また、ANSI SQL92との互換性の問題など、MySQL独特の特徴については一次配布元であるMySQL ABの
で確認できます。上記の文章をはじめとするドキュメントはMySQLユーザ会のホームページで確認することができます。
の中の「MySQL 日本語化 Document」に互換性について詳しく書かれています。
MySQLのライセンスについて
3.23.19以上のバージョンではGPLライセンスとなり、個人使用や社内利用のような場合にはライセンス料は発生しません。この記事を読んでインストールし、プログラムを作っても課金は発生しません。
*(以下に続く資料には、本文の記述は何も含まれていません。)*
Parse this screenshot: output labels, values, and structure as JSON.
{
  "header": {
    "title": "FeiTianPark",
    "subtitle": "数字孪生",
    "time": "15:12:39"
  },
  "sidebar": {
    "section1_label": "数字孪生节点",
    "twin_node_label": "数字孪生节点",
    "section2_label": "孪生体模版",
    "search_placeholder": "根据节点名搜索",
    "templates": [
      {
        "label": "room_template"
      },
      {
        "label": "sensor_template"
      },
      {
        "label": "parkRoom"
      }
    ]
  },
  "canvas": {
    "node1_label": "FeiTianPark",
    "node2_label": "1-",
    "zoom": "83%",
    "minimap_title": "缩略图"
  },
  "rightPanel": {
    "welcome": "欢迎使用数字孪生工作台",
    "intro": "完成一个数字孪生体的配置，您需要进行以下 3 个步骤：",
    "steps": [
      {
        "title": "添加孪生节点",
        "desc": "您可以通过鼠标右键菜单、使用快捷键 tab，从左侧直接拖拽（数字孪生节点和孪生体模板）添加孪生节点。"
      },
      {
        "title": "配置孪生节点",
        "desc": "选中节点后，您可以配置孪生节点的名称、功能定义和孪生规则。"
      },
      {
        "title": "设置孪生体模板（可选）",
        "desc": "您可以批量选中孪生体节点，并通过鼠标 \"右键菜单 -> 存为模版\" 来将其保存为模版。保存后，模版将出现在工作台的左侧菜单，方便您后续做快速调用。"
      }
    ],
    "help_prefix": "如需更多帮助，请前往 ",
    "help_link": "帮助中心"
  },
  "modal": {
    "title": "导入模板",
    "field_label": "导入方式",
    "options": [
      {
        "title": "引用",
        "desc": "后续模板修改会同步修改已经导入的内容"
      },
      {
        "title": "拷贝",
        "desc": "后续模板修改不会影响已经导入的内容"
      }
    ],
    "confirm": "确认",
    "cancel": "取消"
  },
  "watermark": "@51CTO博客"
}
ただし、委託を受けて外部にMySQL込みのアプリケーションやシステムを販売する場合やMySQLをインストールしたサーバをASPなどの商用に利用する場合にはライセンス料が発生します。外部から委託を受けたものでも、開発したアプリケーションのソースコードを広く一般に公開すれば課金はまぬがれますが、そうはできない場合もあります。そんな場合はちゃんとライセンスを購入しましょう。日本総代理店のソフトエージェンシー(http://www.softagency.co.jp)で、日本語で購入できます。接続ユーザー数による制限はありません。
ちなみに、ソフトエージェンシーではライセンス以外にもサポートサービスを購入することができます。